Whatever the Thai students might have expected, we were a motley crew. On the ride to school in the back of our beat-up songthaew, Brits, Americans, Aussies and a Scotsman did their last second preparations for class. Some finished drawings of simple nouns and adjectives. Some reviewed detailed lesson plans, memorizing the order of their activities. Others did their best to shake off the rest of the night’s hangover, smoking a cig out the back of the truck.
With so much focus on our lesson plans, few of us had time to work out expectations of the school where we were to have our teaching practice. We hopped out the back of the songthaew ready –or as close as we could get to ready- to teach. The students weren’t waiting in the classrooms, however, they were sitting in rows in front of a long table. We were welcomed graciously by the teachers, then directed to sit on benches opposite the students, on the other side of the table. On the edges of the table were large speakers and in the middle was a microphone. The teachers then asked us to each walk up to the mic and introduce ourselves and say something, anything, whatever we liked. One-by-one, we obliged, saying silly bits about ourselves we thought they would understand or enjoy.
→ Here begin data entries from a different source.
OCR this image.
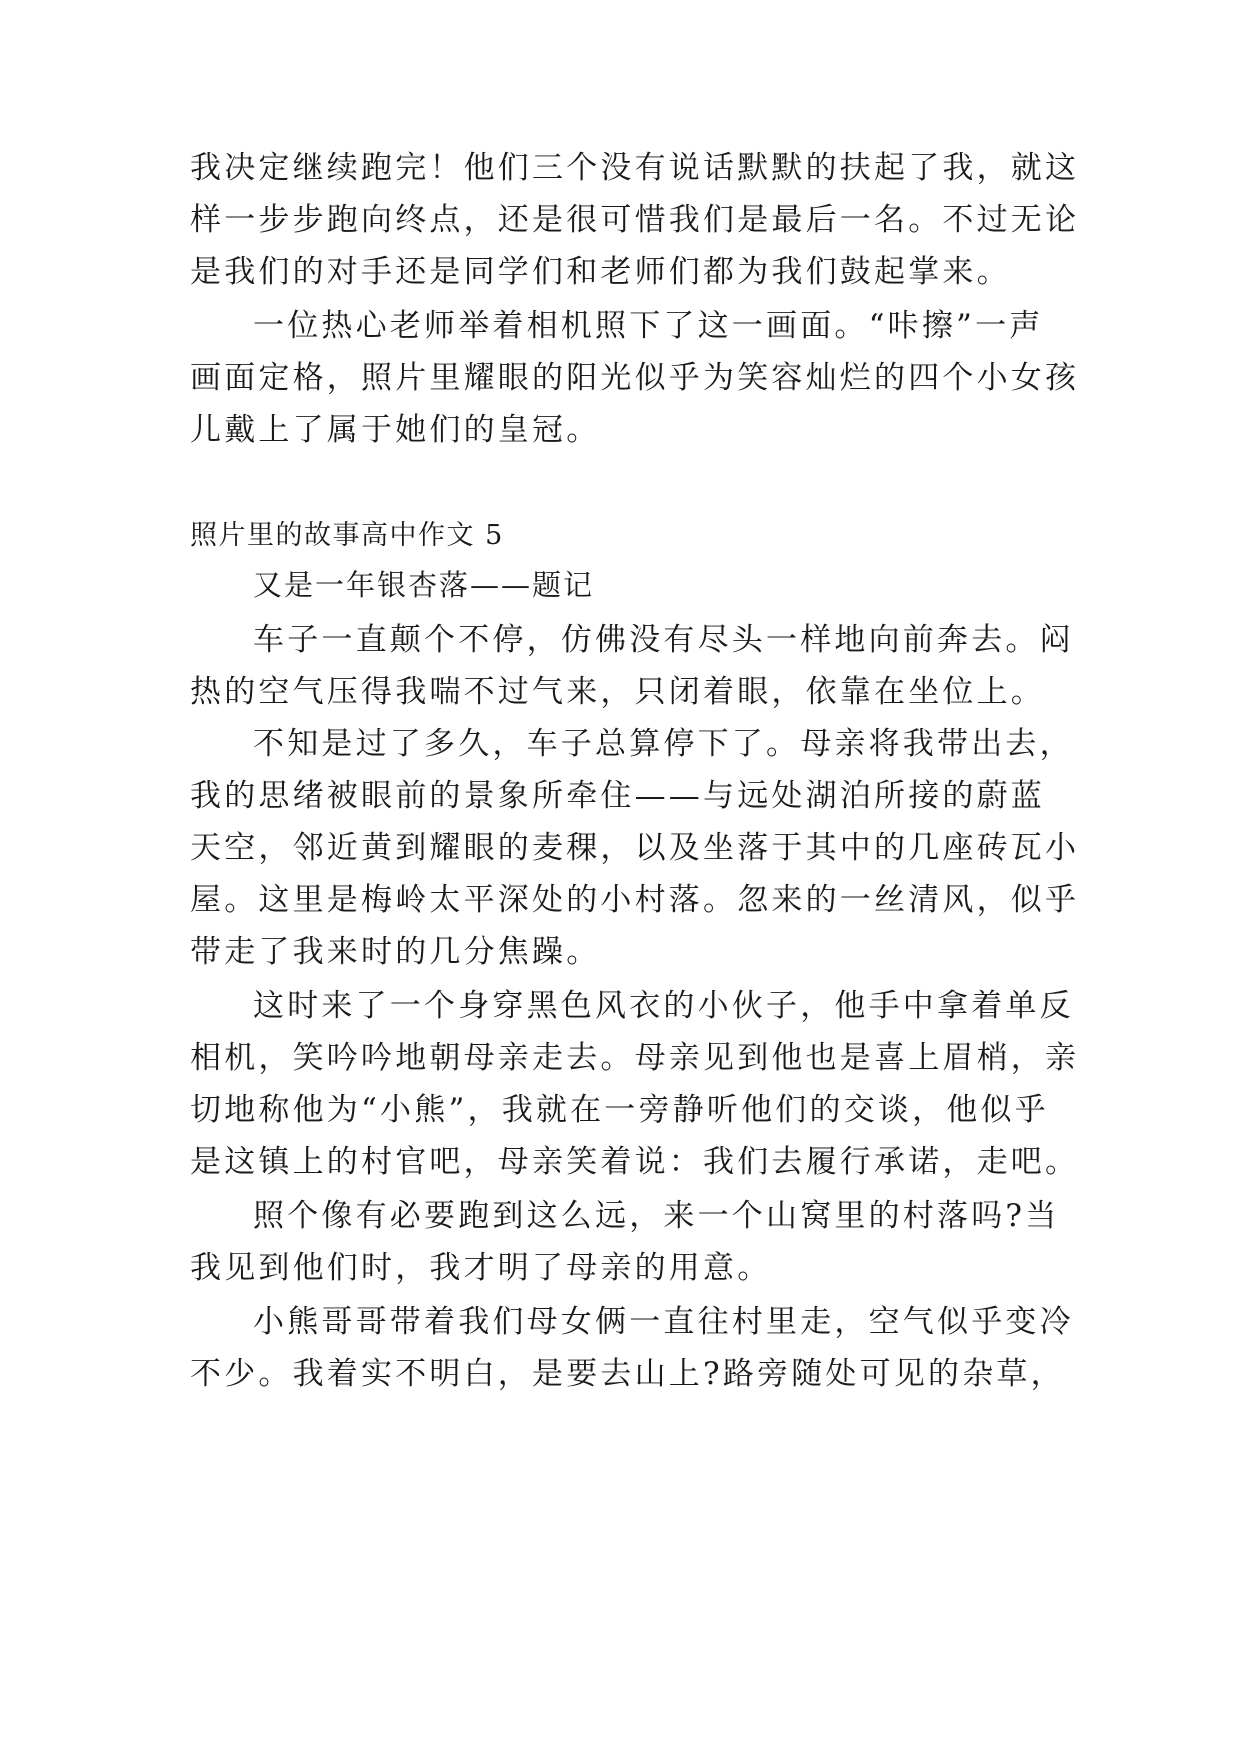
我决定继续跑完！他们三个没有说话默默的扶起了我，就这
样一步步跑向终点，还是很可惜我们是最后一名。不过无论
是我们的对手还是同学们和老师们都为我们鼓起掌来。
一位热心老师举着相机照下了这一画面。“咔擦”一声
画面定格，照片里耀眼的阳光似乎为笑容灿烂的四个小女孩
儿戴上了属于她们的皇冠。
照片里的故事高中作文 5
又是一年银杏落——题记
车子一直颠个不停，仿佛没有尽头一样地向前奔去。闷
热的空气压得我喘不过气来，只闭着眼，依靠在坐位上。
不知是过了多久，车子总算停下了。母亲将我带出去，
我的思绪被眼前的景象所牵住——与远处湖泊所接的蔚蓝
天空，邻近黄到耀眼的麦稞，以及坐落于其中的几座砖瓦小
屋。这里是梅岭太平深处的小村落。忽来的一丝清风，似乎
带走了我来时的几分焦躁。
这时来了一个身穿黑色风衣的小伙子，他手中拿着单反
相机，笑吟吟地朝母亲走去。母亲见到他也是喜上眉梢，亲
切地称他为“小熊”，我就在一旁静听他们的交谈，他似乎
是这镇上的村官吧，母亲笑着说：我们去履行承诺，走吧。
照个像有必要跑到这么远，来一个山窝里的村落吗?当
我见到他们时，我才明了母亲的用意。
小熊哥哥带着我们母女俩一直往村里走，空气似乎变冷
不少。我着实不明白，是要去山上?路旁随处可见的杂草，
We were then welcomed accordingly: the students welcomed those who used recognizable English with rounds of applause and those who spoke with big words and thick accents were given confused looks and scattered clapping.
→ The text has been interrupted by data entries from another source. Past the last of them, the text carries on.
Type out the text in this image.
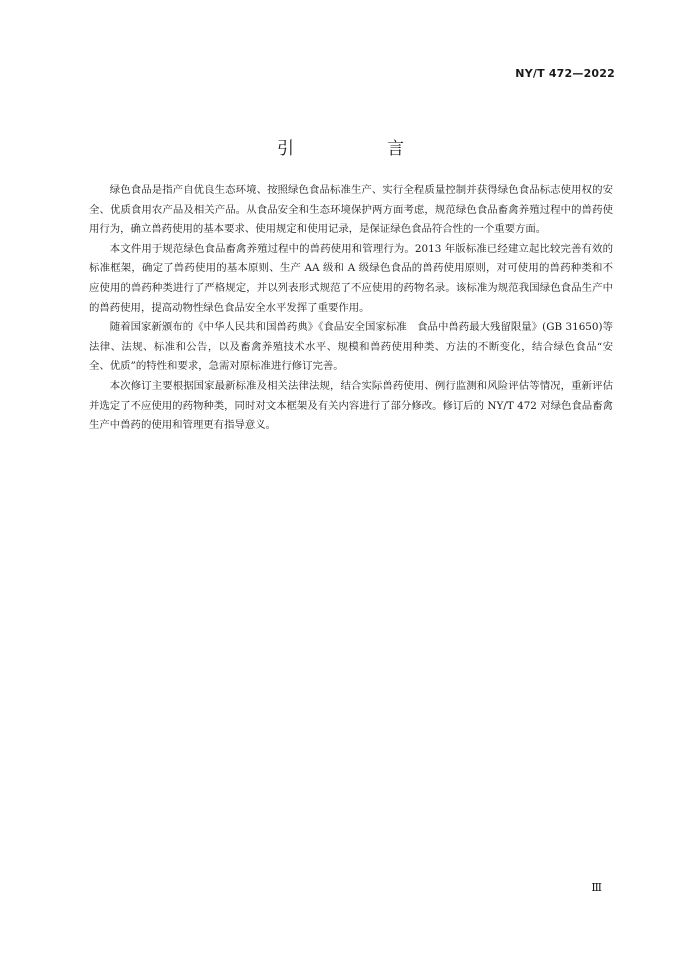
NY/T 472—2022
引　言

绿色食品是指产自优良生态环境、按照绿色食品标准生产、实行全程质量控制并获得绿色食品标志使用权的安全、优质食用农产品及相关产品。从食品安全和生态环境保护两方面考虑，规范绿色食品畜禽养殖过程中的兽药使用行为，确立兽药使用的基本要求、使用规定和使用记录，是保证绿色食品符合性的一个重要方面。

本文件用于规范绿色食品畜禽养殖过程中的兽药使用和管理行为。2013 年版标准已经建立起比较完善有效的标准框架，确定了兽药使用的基本原则、生产 AA 级和 A 级绿色食品的兽药使用原则，对可使用的兽药种类和不应使用的兽药种类进行了严格规定，并以列表形式规范了不应使用的药物名录。该标准为规范我国绿色食品生产中的兽药使用，提高动物性绿色食品安全水平发挥了重要作用。

随着国家新颁布的《中华人民共和国兽药典》《食品安全国家标准　食品中兽药最大残留限量》(GB 31650)等法律、法规、标准和公告，以及畜禽养殖技术水平、规模和兽药使用种类、方法的不断变化，结合绿色食品“安全、优质”的特性和要求，急需对原标准进行修订完善。

本次修订主要根据国家最新标准及相关法律法规，结合实际兽药使用、例行监测和风险评估等情况，重新评估并选定了不应使用的药物种类，同时对文本框架及有关内容进行了部分修改。修订后的 NY/T 472 对绿色食品畜禽生产中兽药的使用和管理更有指导意义。

Ⅲ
In the classroom we took turns teaching and observing, the poor Thai students were the guinea pigs of our hopeful English lessons. Some classes were great successes and, for the first time ever, the students learned some English from people who used it as a first language (or people who even spoke it at all.) Some lessons were less than successful, small disasters at best, and both the students and the teachers having lost the plot and we, the observers, could only watch the seconds tick by because we were stricken from interference with the lesson. Still, in each of the classrooms, whether students learned some English or not, newbie teachers were learning something about being in front of the ESL classroom.
While we were busy in the classrooms, the Thai teachers were roaming throughout the school taking pictures of the falang with their students and observing some new teaching techniques. Other teachers sat in their outdoor cafeteria, stapling banana leafs together to make small origami-like cups. Between hours, we were feed heaps of fresh fruit that we tooth-picked into our banana leaf cups and ate happily, constantly asserting “a-roy a-roy”, the food was delicious.
We were given celebrity status each of the three days we taught at the school and did our best to convey our gratitude towards our hosts. We gave the students every bit of teaching we could muster up, each of us drenched in sweat and covered in chalk by the end of the lesson. Despite some less-than-fascinating lessons, I think the kids enjoyed having us there. But in the end, the teaching practice was all about us. We needed the experience in the classroom, especially those who parted from entirely different careers to come out to Thailand to teach. Nonetheless, the teachers and principle of the school were incredibly generous and took all 20 of us out to lunch after our final day of teaching. It was an amazing lunch, the best I’ve had since returning to Thailand. I’m all but sure they’ll never read this, but thanks to Rong Rian Thong Da Pim for everything.